I turned off the password on my main email account this spring, which is the sort of thing I do so you do not have to. Nothing broke. The phone asked for my fingerprint, the login went through, and a bearer secret that had survived three breaches and one very stupid sticky note simply stopped existing. So when the FIDO Alliance announced on World Passkey Day that there are now an estimated five billion passkeys in use worldwide, I was inclined to believe passkey use is genuinely climbing, even if that exact five-billion figure is a soft one.
Those headline numbers are survey findings, not measurements of the world. FIDO, the industry body that promotes passkeys, had Sapio Research poll 11,000 consumers across ten countries in April 2026; that State of Passkeys 2026 report puts self-reported awareness at 90 percent and says 75 percent have enabled a passkey somewhere. Interested party, self-reported, but not nothing. Microsoft, in its World Passkey Day post of May 7, 2026, says hundreds of millions of users now sign in with passkeys daily, and that 99.6 percent of its own users and devices run phishing-resistant authentication, both figures about Microsoft, from Microsoft. "Passkeys are moving into the mainstream because they deliver something the industry has struggled to achieve for decades: authentication that is both more secure and easier to use," said FIDO CEO Andrew Shikiar in the alliance's own World Passkey Day announcement.
Here is the part worth understanding. A passkey is a public and private key pair. The private key is never shared with the site you log into; the server stores only the public half, so there is no shared secret in a database to steal. (For the synced passkeys most consumers use, the private key does move between your own devices, but end-to-end encrypted through iCloud Keychain or Google Password Manager, never handed to the site.) That alone kills the breach-dump economy. The cleverer bit is origin binding. Each passkey is scoped to a relying party ID, normally the site's registrable domain, and per the WebAuthn spec your browser refuses to release a credential to an origin it was not created for. The signed login data carries the origin too, as a server-side backstop, but the first block comes earlier: the browser will not even offer the wrong site your key.
Play that forward against a phishing attack. You land on a pixel-perfect clone at paypa1-secure.com and try to log in. With a password you would type the secret straight into the attacker's form, because the page looks right.
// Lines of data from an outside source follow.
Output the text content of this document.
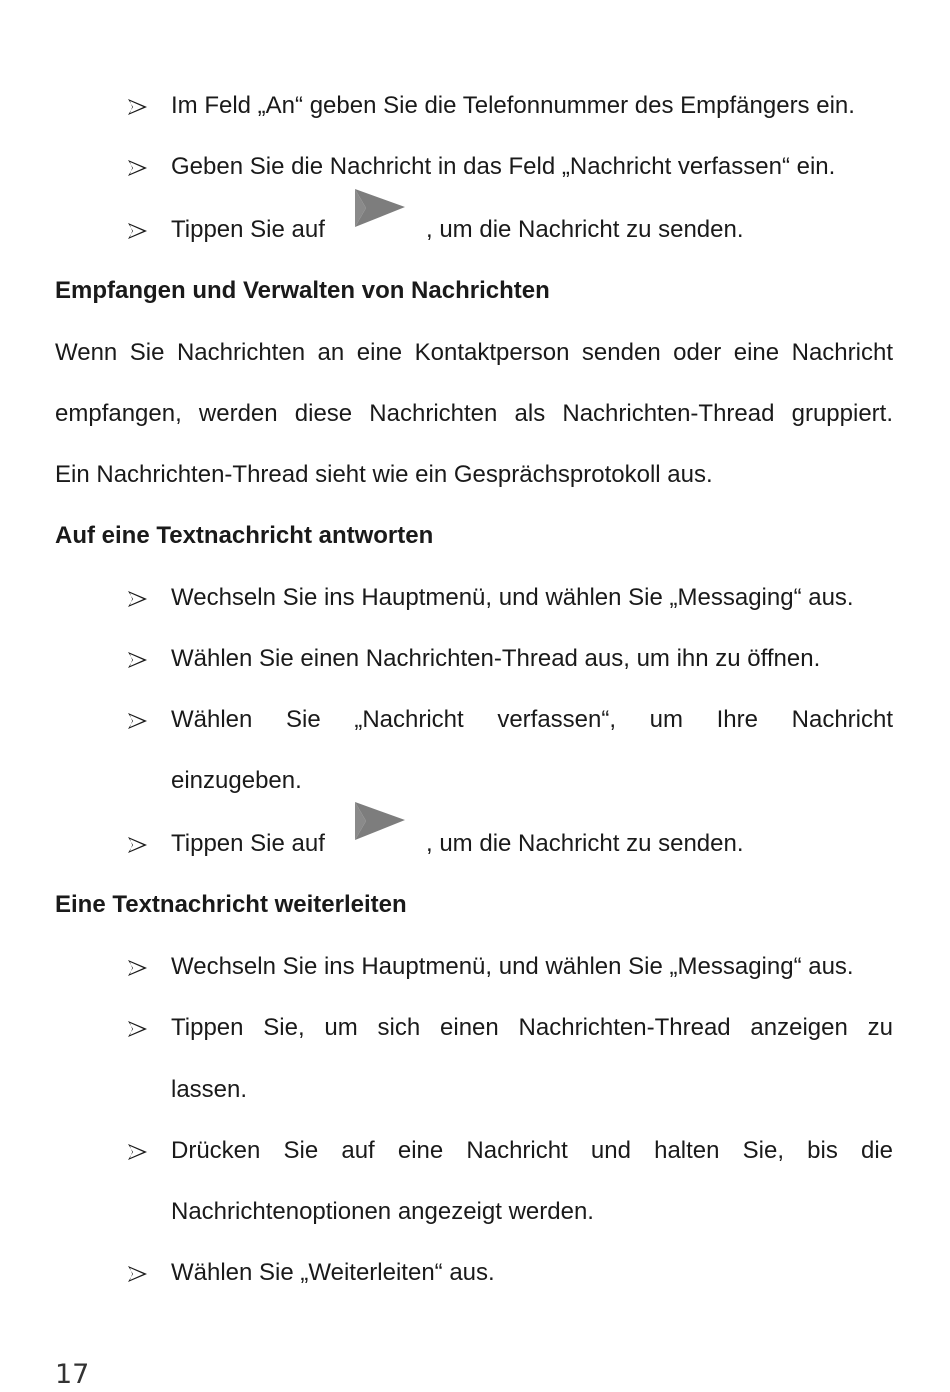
Im Feld „An“ geben Sie die Telefonnummer des Empfängers ein.
Geben Sie die Nachricht in das Feld „Nachricht verfassen“ ein.
Tippen Sie auf	, um die Nachricht zu senden.
Empfangen und Verwalten von Nachrichten
Wenn Sie Nachrichten an eine Kontaktperson senden oder eine Nachricht
empfangen, werden diese Nachrichten als Nachrichten-Thread gruppiert.
Ein Nachrichten-Thread sieht wie ein Gesprächsprotokoll aus.
Auf eine Textnachricht antworten
Wechseln Sie ins Hauptmenü, und wählen Sie „Messaging“ aus.
Wählen Sie einen Nachrichten-Thread aus, um ihn zu öffnen.
Wählen Sie „Nachricht verfassen“, um Ihre Nachricht
einzugeben.
Tippen Sie auf	, um die Nachricht zu senden.
Eine Textnachricht weiterleiten
Wechseln Sie ins Hauptmenü, und wählen Sie „Messaging“ aus.
Tippen Sie, um sich einen Nachrichten-Thread anzeigen zu
lassen.
Drücken Sie auf eine Nachricht und halten Sie, bis die
Nachrichtenoptionen angezeigt werden.
Wählen Sie „Weiterleiten“ aus.
17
With a passkey there is nothing to type: the credential is bound to paypal.com, the browser sees the wrong origin, and the key simply does not fire. There is no secret to hand over. In its 2025 Digital Defense Report, Microsoft measured AI-generated phishing lures pulling a 54 percent click-through rate against 12 percent for ordinary human-written ones. The failure mode passkeys remove is exactly the one AI is making cheaper to exploit.
So we are done, yes? No. This is where I put the failing case first, as usual. FIDO's workforce study, 1,400 security decision-makers at organizations of 500 or more employees across the same ten countries, found that 57 percent of organizations that have already deployed passkeys still rely on phishable methods for primary, day-to-day sign-in. Read that twice. They shipped the passkey and left a one-time code or a security question behind it as the fallback. A passwordless front door with a phishable back door is still a phishable building. The attacker does not batter the reinforced part; they call the help desk and walk in through the reset flow.
The blocker is no longer users; awareness sits at 90 percent, adoption at 75, and in the same FIDO survey nearly half of people say they abandon a sign-in or purchase when they cannot remember a password. People want this. What we have not solved is recovery and fallback: losing the phone, buying a new laptop, proving it is really you without a device. Each quietly reintroduces the old weak secret. Microsoft is at least removing security questions as an Entra ID password-reset option starting in January 2027, which is the correct kind of unglamorous work.
The lesson is old and I keep relearning it: a system is only as strong as its weakest recovery path. Passkeys are the genuine article, not hype. But "we deployed passkeys" and "we killed the password" are different sentences, and most of the industry lives in the gap between them.
So, your homework this weekend. Turn on a passkey for one account you actually care about, email first. Then look at that account's recovery options and delete every phishable one you can: the SMS code, the security questions, the backup you set up in 2014 and forgot. The front door was never really the problem.